もう少しだけ、あなたのそばに


それから、本当に秋の部屋には誰も入ってこない。

呼び出されて秋が出て行くたびに、申し訳ないって思ってしまう。


でも、そこまで徹底して私に気づかってくれるのならと、私もトイレ以外にこの部屋から出ないことにした。

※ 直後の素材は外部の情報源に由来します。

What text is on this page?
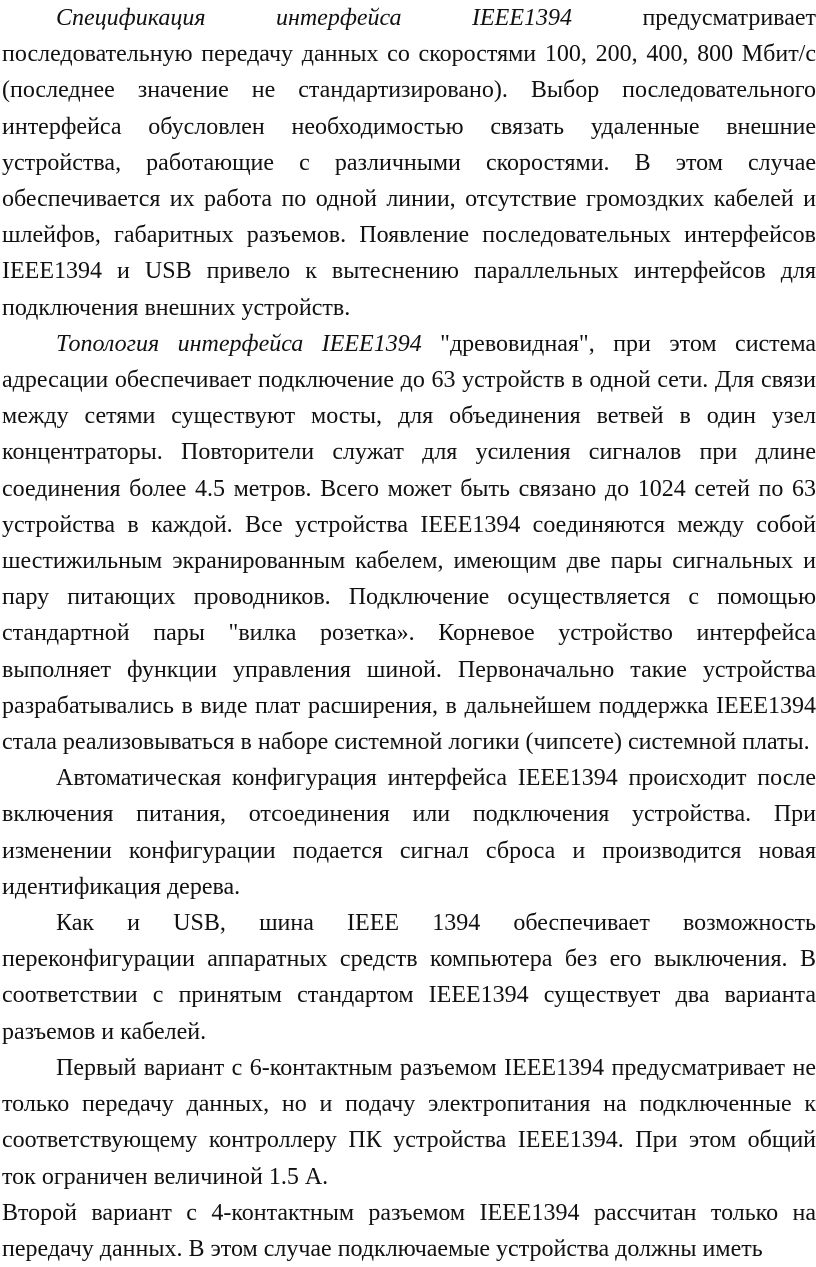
Спецификация интерфейса IEEE1394 предусматривает последовательную передачу данных со скоростями 100, 200, 400, 800 Мбит/с (последнее значение не стандартизировано). Выбор последовательного интерфейса обусловлен необходимостью связать удаленные внешние устройства, работающие с различными скоростями. В этом случае обеспечивается их работа по одной линии, отсутствие громоздких кабелей и шлейфов, габаритных разъемов. Появление последовательных интерфейсов IEEE1394 и USB привело к вытеснению параллельных интерфейсов для подключения внешних устройств.

Топология интерфейса IEEE1394 "древовидная", при этом система адресации обеспечивает подключение до 63 устройств в одной сети. Для связи между сетями существуют мосты, для объединения ветвей в один узел концентраторы. Повторители служат для усиления сигналов при длине соединения более 4.5 метров. Всего может быть связано до 1024 сетей по 63 устройства в каждой. Все устройства IEEE1394 соединяются между собой шестижильным экранированным кабелем, имеющим две пары сигнальных и пару питающих проводников. Подключение осуществляется с помощью стандартной пары "вилка розетка». Корневое устройство интерфейса выполняет функции управления шиной. Первоначально такие устройства разрабатывались в виде плат расширения, в дальнейшем поддержка IEEE1394 стала реализовываться в наборе системной логики (чипсете) системной платы.

Автоматическая конфигурация интерфейса IEEE1394 происходит после включения питания, отсоединения или подключения устройства. При изменении конфигурации подается сигнал сброса и производится новая идентификация дерева.

Как и USB, шина IEEE 1394 обеспечивает возможность переконфигурации аппаратных средств компьютера без его выключения. В соответствии с принятым стандартом IEEE1394 существует два варианта разъемов и кабелей.

Первый вариант с 6-контактным разъемом IEEE1394 предусматривает не только передачу данных, но и подачу электропитания на подключенные к соответствующему контроллеру ПК устройства IEEE1394. При этом общий ток ограничен величиной 1.5 А.

Второй вариант с 4-контактным разъемом IEEE1394 рассчитан только на передачу данных. В этом случае подключаемые устройства должны иметь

お昼は、島津さんがどこかの豪華なお弁当を用意してくれて、部屋で秋と二人で食べた。

とっても豪華なお弁当で、申し訳ないくらい。

繊細なそのお味に、舌鼓を打っていると、


「やっばり、花憐の料理の方が美味いな。」


なんて、罰当たりなことを言う秋。


私の味を気に入ってくれているのは、嬉しいけど・・・・・。


いつか秋が結婚するとき、その奥さんになる人に、

「あの料理を教えておけ。」

とか言いそうだな。

なんて、考えると、心がチクリと痛みだす。


午後は、殆ど会議のようで、部屋に居ない秋。


その代わりに島津さんが、私の事など気にしなくてもいいのにチョクチョク様子を見にきてくれる。


コーヒーや紅茶を飲みながら、少し話をすると出て行く島津さんに申し訳なさが募る。

私の所為で仕事に支障は出ていないだろうか?


夕方、ずっと活字と睨めっこしていた私の目の疲れは限界で、目頭を押さえているところに島津さんがやってきた。